By the time Volkswagen called time on the car’s production in 2003 due to declining sales and a desire to build more modern alternatives, the Beetle had been manufactured in Mexico for more years than it had in Germany.
Shortly after the announcement, BBC News reported that “it has become obvious that its heritage will remain vibrant.”
But since then, tougher air pollution laws and rising fuel costs have gradually taken it off the roads of Europe and in the United States, where the car is serving its final stately chapter away from the public eye, holding its own as a toy for the rich and famous.
Actor, Chris Pratt restored his own 1965 Beetle back in 2016 describing it “as a dream to roll through the Hollywood hills in.” In the same year, comedian, Jerry Seinfeld sold his white 1960 model, equipped with a 36hp engine for $121,000, setting a world record for a Beetle sale.

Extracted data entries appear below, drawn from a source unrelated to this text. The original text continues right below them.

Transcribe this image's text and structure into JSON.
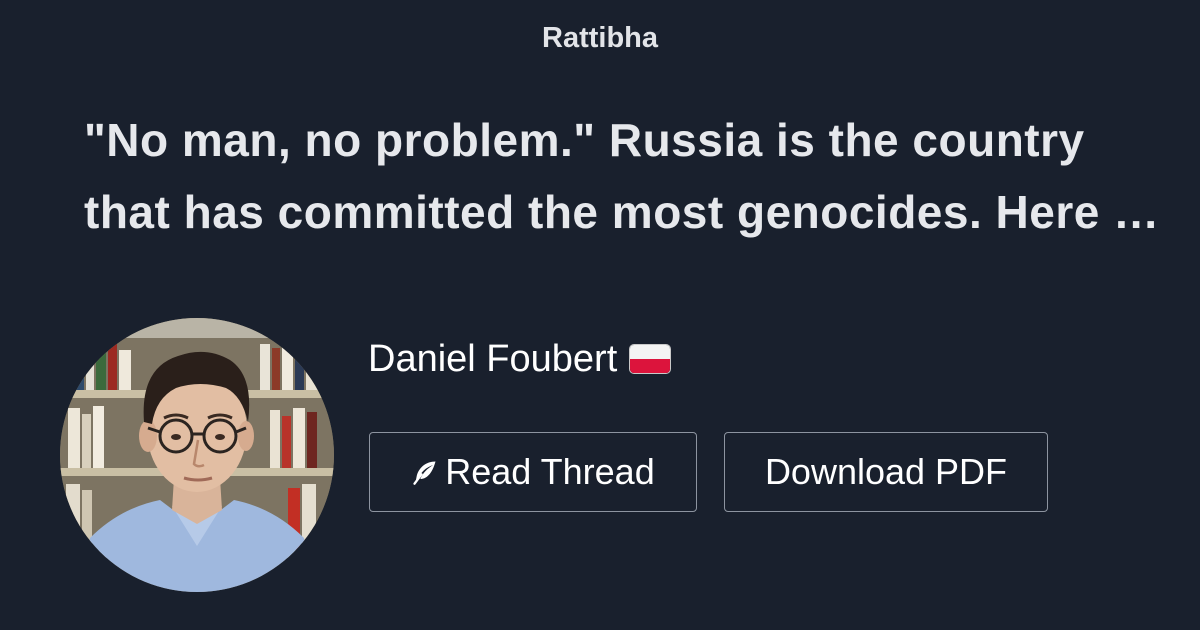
{
  "site": {
    "name": "Rattibha"
  },
  "thread": {
    "title": "\"No man, no problem.\" Russia is the country that has committed the most genocides. Here is a thread about the genocides committed by Russia."
  },
  "author": {
    "name": "Daniel Foubert",
    "flag_icon": "poland-flag-icon"
  },
  "actions": {
    "read_label": "Read Thread",
    "read_icon": "feather-icon",
    "pdf_label": "Download PDF"
  },
  "colors": {
    "background": "#19202d",
    "text": "#e6e8ec",
    "button_border": "#8d94a0"
  }
}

Three years later, fellow Hollywood star, Ewan McGregor spent over $30,000 to convert his Beetle to become fully electric.
But in Mexico, you’re never far from catching a glimpse of the original car signature’s curves and rear engine growl.
Jose Luis, who has been restoring Vochos for 40 years, described how he was “deeply saddened” when the decision was made to stop producing the car. He argued, that “although parts are now more expensive and much harder to find, the appetite for people to own and drive them in Mexico remains unchanged.”
For world-renowned Mexican visual artist, Betsabeé Romero, the car has been instrumental in her career. In her studio in the outskirts of Mexico City, Romero is perched next to one of five hollowed out Vocho shells she will shortly meld together to create a bridge representing the migrant journey.
“The Vocho is a symbol of our heritage and one we can all relate to,” she said. “Every car is a piece of design history; it is uniquely democratic… Many people might have a favorite building but not know the architect or enjoy a style of art but couldn’t tell you about who or when it was created. That’s not the case with the car. We all have a favorite, and we each have a story to tell about it.”
Modern carmakers face a huge challenge in creating a car which can garner a similar level of global attention, but whether it will ever be possible to recreate the Volkswagen Beetle’s unparalleled cult-status remains to be seen.